Project home page: https://github.com/kendomaniac/rCASC; https://github.com/mbeccuti/4SeqGUI

Operating system: Linux

Programming language: R and JAVA

Other requirements: None

License: GNU Lesser General Public License, version 3.0 (LGPL-3.0)

RRID:SCR_017005

Additional files

Supplementary Methods: Details about the implemented methods.

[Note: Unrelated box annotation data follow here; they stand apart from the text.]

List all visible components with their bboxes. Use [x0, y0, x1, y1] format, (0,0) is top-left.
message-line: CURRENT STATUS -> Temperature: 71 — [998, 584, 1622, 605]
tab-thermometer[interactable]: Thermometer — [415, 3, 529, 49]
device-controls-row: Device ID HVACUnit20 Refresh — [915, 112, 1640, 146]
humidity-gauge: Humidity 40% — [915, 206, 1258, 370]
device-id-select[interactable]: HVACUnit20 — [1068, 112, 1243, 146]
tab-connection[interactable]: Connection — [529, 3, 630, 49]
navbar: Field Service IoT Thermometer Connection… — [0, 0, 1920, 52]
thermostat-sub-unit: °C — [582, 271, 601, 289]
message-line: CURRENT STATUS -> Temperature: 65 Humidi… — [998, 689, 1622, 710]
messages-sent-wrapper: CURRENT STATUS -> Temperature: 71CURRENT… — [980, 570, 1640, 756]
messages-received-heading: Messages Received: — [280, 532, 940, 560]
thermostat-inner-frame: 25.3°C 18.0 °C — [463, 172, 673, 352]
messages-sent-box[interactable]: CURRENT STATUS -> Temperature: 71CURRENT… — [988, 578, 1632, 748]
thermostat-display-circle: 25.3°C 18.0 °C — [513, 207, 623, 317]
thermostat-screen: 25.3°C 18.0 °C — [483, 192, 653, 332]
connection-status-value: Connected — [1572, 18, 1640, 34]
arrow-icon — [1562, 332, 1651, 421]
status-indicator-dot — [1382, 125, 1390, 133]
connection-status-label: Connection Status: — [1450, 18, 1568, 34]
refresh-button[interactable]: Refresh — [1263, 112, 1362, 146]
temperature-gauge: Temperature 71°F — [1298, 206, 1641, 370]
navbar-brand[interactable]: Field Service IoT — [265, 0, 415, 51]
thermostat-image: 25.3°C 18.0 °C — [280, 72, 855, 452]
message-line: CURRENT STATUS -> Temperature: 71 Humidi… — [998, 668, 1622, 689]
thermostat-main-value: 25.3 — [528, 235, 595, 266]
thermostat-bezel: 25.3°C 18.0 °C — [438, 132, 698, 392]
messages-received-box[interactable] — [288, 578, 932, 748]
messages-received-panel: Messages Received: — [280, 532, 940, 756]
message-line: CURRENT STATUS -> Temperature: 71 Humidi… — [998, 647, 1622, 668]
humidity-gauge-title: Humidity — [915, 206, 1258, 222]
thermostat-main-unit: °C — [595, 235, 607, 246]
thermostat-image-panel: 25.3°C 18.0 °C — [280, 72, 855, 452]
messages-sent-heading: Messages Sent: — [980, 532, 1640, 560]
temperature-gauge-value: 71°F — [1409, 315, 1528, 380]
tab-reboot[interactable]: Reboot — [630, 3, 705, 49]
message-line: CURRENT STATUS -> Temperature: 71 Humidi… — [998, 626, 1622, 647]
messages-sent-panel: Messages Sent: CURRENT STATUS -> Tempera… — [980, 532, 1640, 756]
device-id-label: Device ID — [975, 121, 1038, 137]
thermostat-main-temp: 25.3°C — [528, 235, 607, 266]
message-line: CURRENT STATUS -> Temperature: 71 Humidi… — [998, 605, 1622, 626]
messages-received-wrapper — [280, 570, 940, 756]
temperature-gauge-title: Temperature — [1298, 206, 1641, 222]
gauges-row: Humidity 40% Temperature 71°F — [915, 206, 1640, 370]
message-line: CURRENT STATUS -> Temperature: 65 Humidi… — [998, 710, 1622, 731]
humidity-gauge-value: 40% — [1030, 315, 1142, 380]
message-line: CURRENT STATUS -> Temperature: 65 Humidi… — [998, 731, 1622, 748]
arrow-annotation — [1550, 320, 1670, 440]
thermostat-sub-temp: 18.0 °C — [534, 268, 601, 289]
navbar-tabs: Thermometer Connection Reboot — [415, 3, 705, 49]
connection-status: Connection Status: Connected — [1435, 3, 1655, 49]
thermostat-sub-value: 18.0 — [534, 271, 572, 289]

giz105_Reviewer_1_Report_Original_Submission

Olivier Poirion, Ph.D. -- 1/22/2019 Reviewed

giz105_Reviewer_1_Report_Revision_1

Olivier Poirion, Ph.D. -- 4/30/2019 Reviewed

giz105_Reviewer_1_Report_Revision_2

Olivier Poirion, Ph.D. -- 7/25/2019 Reviewed

giz105_Reviewer_2_Report_Original_Submission

Nils Eling -- 1/31/2019 Reviewed

giz105_Reviewer_2_Report_Revision_1

Nils Eling -- 4/29/2019 Reviewed

giz105_Reviewer_2_Report_Revision_2

Nils Eling -- 7/15/2019 Reviewed

Abbreviations

ANOVA: analysis of variance; ATAC-seq: Assay for Transposase-Accessible Chromatin using sequencing; CPU: central processing unit; CSS: cell stability score; griph: Graph Inference of Population Heterogeneity; GUI: graphical user interface; PBMC: peripheral blood mononuclear cell; PCA: principal componet analysis; RAM: random access memory; rCASC: reproducible Classification Analysis of Single Cell sequencing data; RNA-seq: RNA sequencing; SATA: Serial Advanced Technology Attachment; scanpy: Single-Cell Analysis in Python; SIMLR: Single-cell Interpretation via Multi-kernel LeaRning; SS: silhouette score; SSD: solid-state drive; t-SNE: T-distributed Stochastic Neighbor Embedding; UMI: unique molecular identifier.

Authors’ contributions

L.A. and F.C. equally participated to write R scripts, to create the majority of Docker images, to package the workflow and release code. M.B. wrote the Java and C++ code and acted as corresponding author. N.L. implemented scanpy and extended the Java GUI. M.A. and M.O. prepared the single-cell data to be used as examples of the workflow functionality. G.R. prepared the Dockers for fastq to count table conversion. S.R. revised all packages and generated the Docker files for Docker image maintenance and further development. G.D.L. gave scientific advice and provided an unpublished dataset for MAIT resting and activated T-cells (generated with Fluidigm C1 platform) to investigate gene detection limits in 3′-end sequencing technologies and whole-transcript sequencing. R.A.C. and L.P. equally oversaw the project and gave scientific advice. All authors read, contributed to, and approved the final manuscript.